The production of electrical energy using renewable energy sources is currently an irreplaceable element in the composition of the service offer of environmentally sustainable power generation systems. In this way, the production of electricity from photovoltaic sources is highly complementary to the seasonality of wind energy sources. Along with its very competitive prices compared to fossil fuels, solar energy will have an ever-increasing economic and environmental impact.

The production of photovoltaic solar energy has grown annually at a rate of 40% and both the associated technology and the configuration of the plants themselves are changing in a disruptive way. Instead of easily accessible peak megawatt (MW) power plants with just one type of technology available, the new configurations are hundreds of MW installed in various locations and with various technologies involved. Current photovoltaic plant operators are not prepared to optimize and maximize the profitability of these new types of assets due to the significant increase in installed power, the difficulty of accessing the panels (granularity), the significant number of hours of employees for data analysis and, therefore, also due to the lack of adequate management tools.
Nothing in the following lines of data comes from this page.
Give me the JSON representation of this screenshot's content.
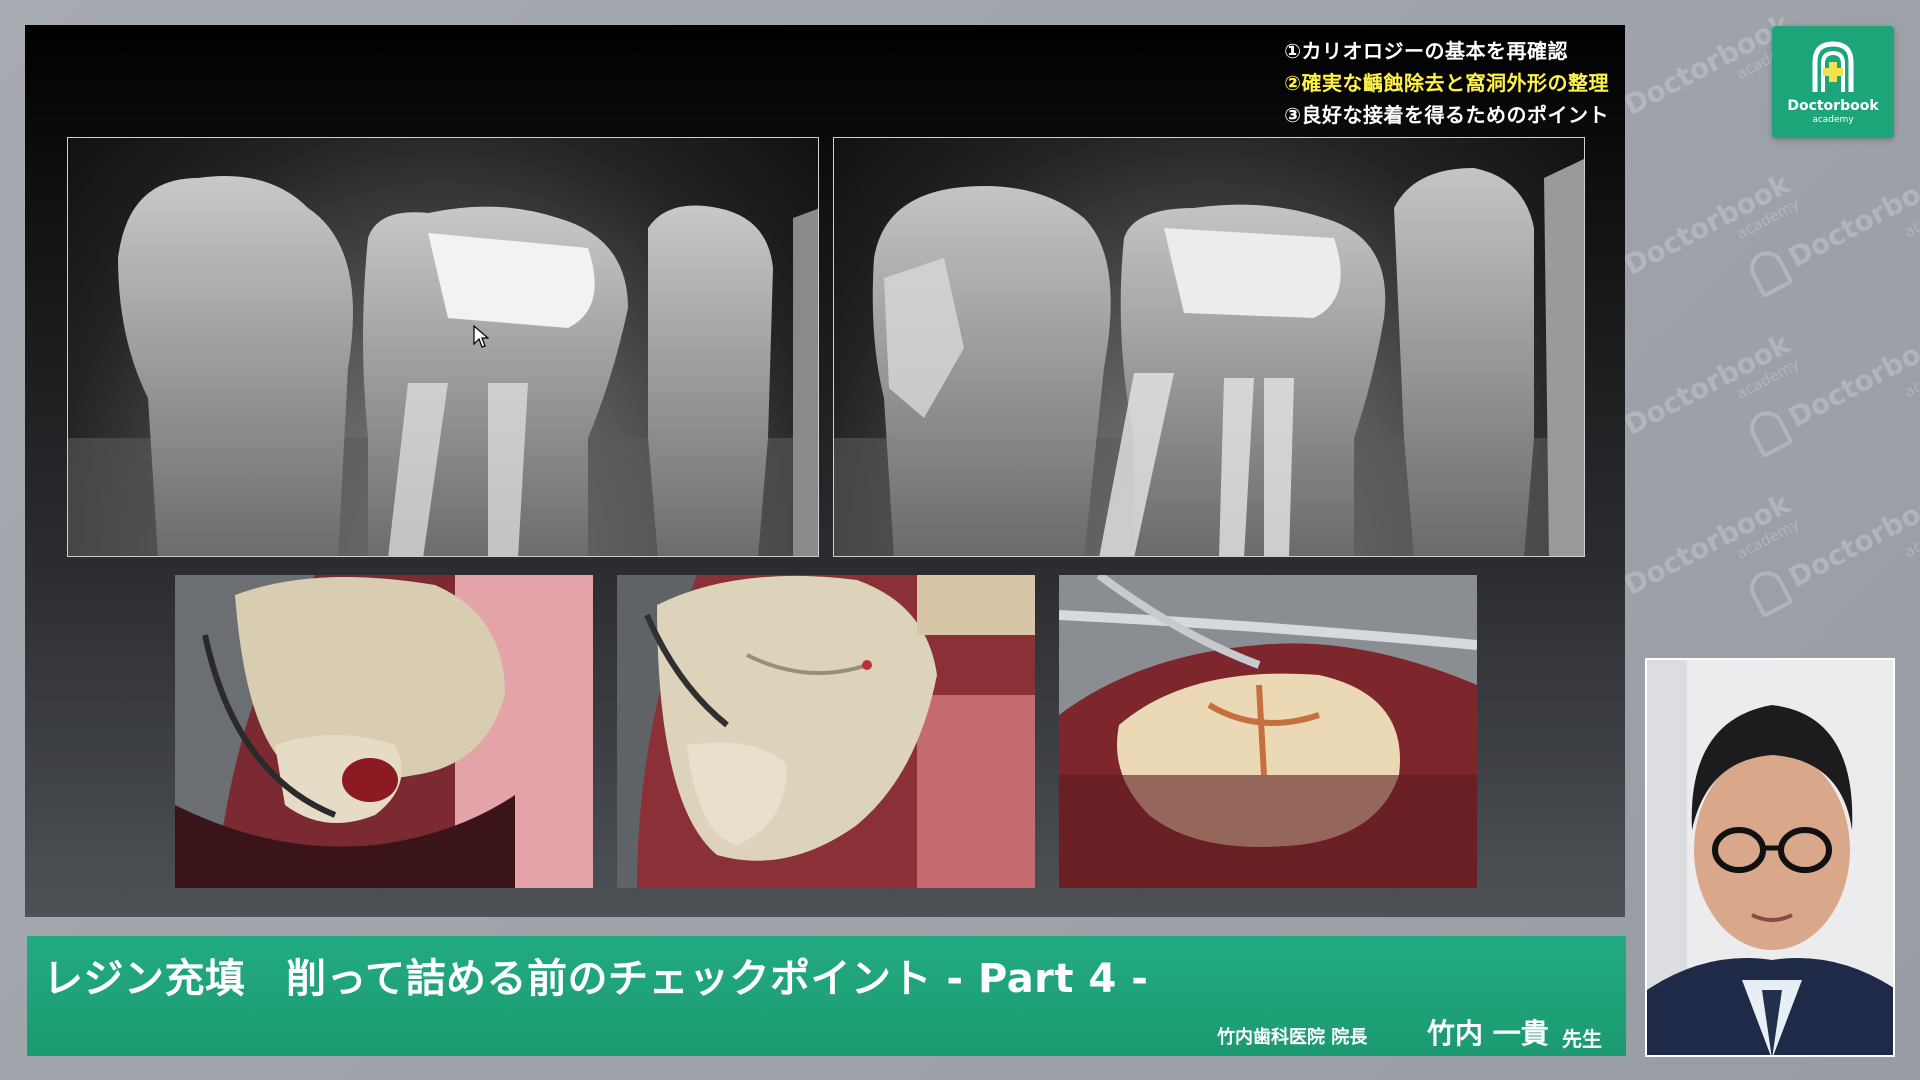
{
  "slide": {
    "points": [
      {
        "text": "①カリオロジーの基本を再確認",
        "highlight": false
      },
      {
        "text": "②確実な齲蝕除去と窩洞外形の整理",
        "highlight": true
      },
      {
        "text": "③良好な接着を得るためのポイント",
        "highlight": false
      }
    ]
  },
  "banner": {
    "title": "レジン充填　削って詰める前のチェックポイント - Part 4 -",
    "clinic": "竹内歯科医院 院長",
    "speaker": "竹内 一貴",
    "honorific": "先生"
  },
  "logo": {
    "name": "Doctorbook",
    "sub": "academy",
    "icon": "doctorbook-logo-icon"
  },
  "watermark": {
    "name": "Doctorbook",
    "sub": "academy"
  },
  "colors": {
    "brand_green": "#1fa37a",
    "highlight_yellow": "#fff34a",
    "background_gray": "#9fa3aa"
  }
}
With the increase in the number of large plants with different technologies, it is necessary to develop photovoltaic asset management tools that answer the current reality of large plants, which is why SMART-PV will focus on this market. The project is perfectly aligned with several national and international technological and economic plans, in particular the European technical plan for the energy sector - Strategic Energy Technology Plan (SET Plan), and will contribute to catapulting Portugal as a leader in the management of large-scale photovoltaic plants.

The SMART-PV solution is a cloud computing system that combines the acquisition and management of information through intrinsic data generated by the photovoltaic production plants, with aerial images for the identification and characterization of eventual defects in the photovoltaic modules, and data climatic and geographic conditions, among others, to produce a predictive preventive maintenance procedure aimed primarily at large plants located in any location.